Comment est né ce projet des Louves du polar?

Cécile Cabanac : Les louves du polar sont nées de discussions entre autrices de polar sur les salons. On se disait : « C’est bizarre, le polar en France est associé au genre masculin ». Et ça, c’est quand même une spécificité française. En Espagne, au Royaume-Uni par exemple, ce n’est pas le cas. Les médias notamment, mettent plus en avant les polars masculins. On s’est alors dit : pas de problème, on va être les moteurs du changement! On va faire savoir qu’on existe, qu’il y a de belles plumes, qu’il y a énormément d’autrices de polars. Et on a décidé de faire connaitre au public cette grande richesse.

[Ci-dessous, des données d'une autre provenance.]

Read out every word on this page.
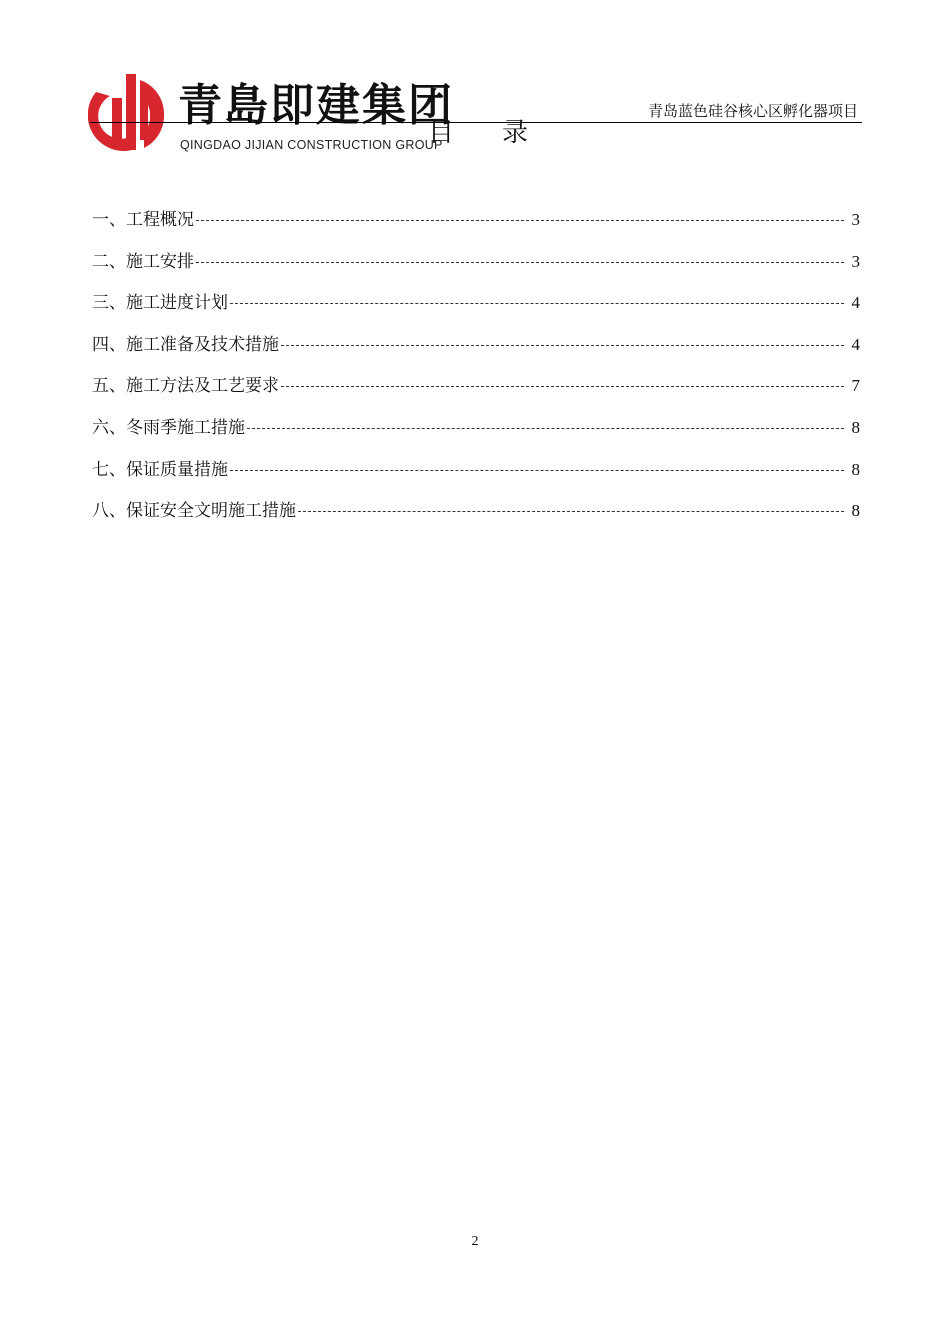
青島即建集团
QINGDAO JIJIAN CONSTRUCTION GROUP
青岛蓝色硅谷核心区孵化器项目
目录
一、工程概况	3
二、施工安排	3
三、施工进度计划	4
四、施工准备及技术措施	4
五、施工方法及工艺要求	7
六、冬雨季施工措施	8
七、保证质量措施	8
八、保证安全文明施工措施	8
2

Céline Denjean : Concrètement, cela va passer par des sollicitations de libraires, de partenaires, d’organisateurs de salons, d’enseignes du livre. Certains sont aussi venus naturellement vers nous en nous disant qu’ils mettaient beaucoup plus en avant le polar masculin, sans s’en rendre vraiment compte. Cela a opéré une prise de conscience ne eux. Donc beaucoup d’actions sont menées pour valoriser le polar féminin dans sa diversité, car il y a beaucoup de variété, de quoi satisfaire de nombreux lecteurs. Ces actions sont aussi menées sur les réseaux sociaux (Instagram, Facebook, Youtube), ou dans les vitrines des librairies pour des mises en avant des Louves du polar.

Sandrine Destombes : Je veux préciser qu’il n’y a aucun problème avec nos confrères auteurs masculins de polar. Il ne s’agit pas du tout d’une bataille féministe, on n’est pas dans ce registre-là. Ce n’est pas une guerre des sexes, mais une démarche pour attirer l’attention des médias, libraires. On s’est dit : plutôt que de se plaindre, autant nous, faire du bruit!

Retrouvez le site des louves du polar ici : https://leslouvesdupolar.fr/

Et découvrez les nouveaux polars de ces trois louves, tout beaux, tout frissonnants, chez Pocket !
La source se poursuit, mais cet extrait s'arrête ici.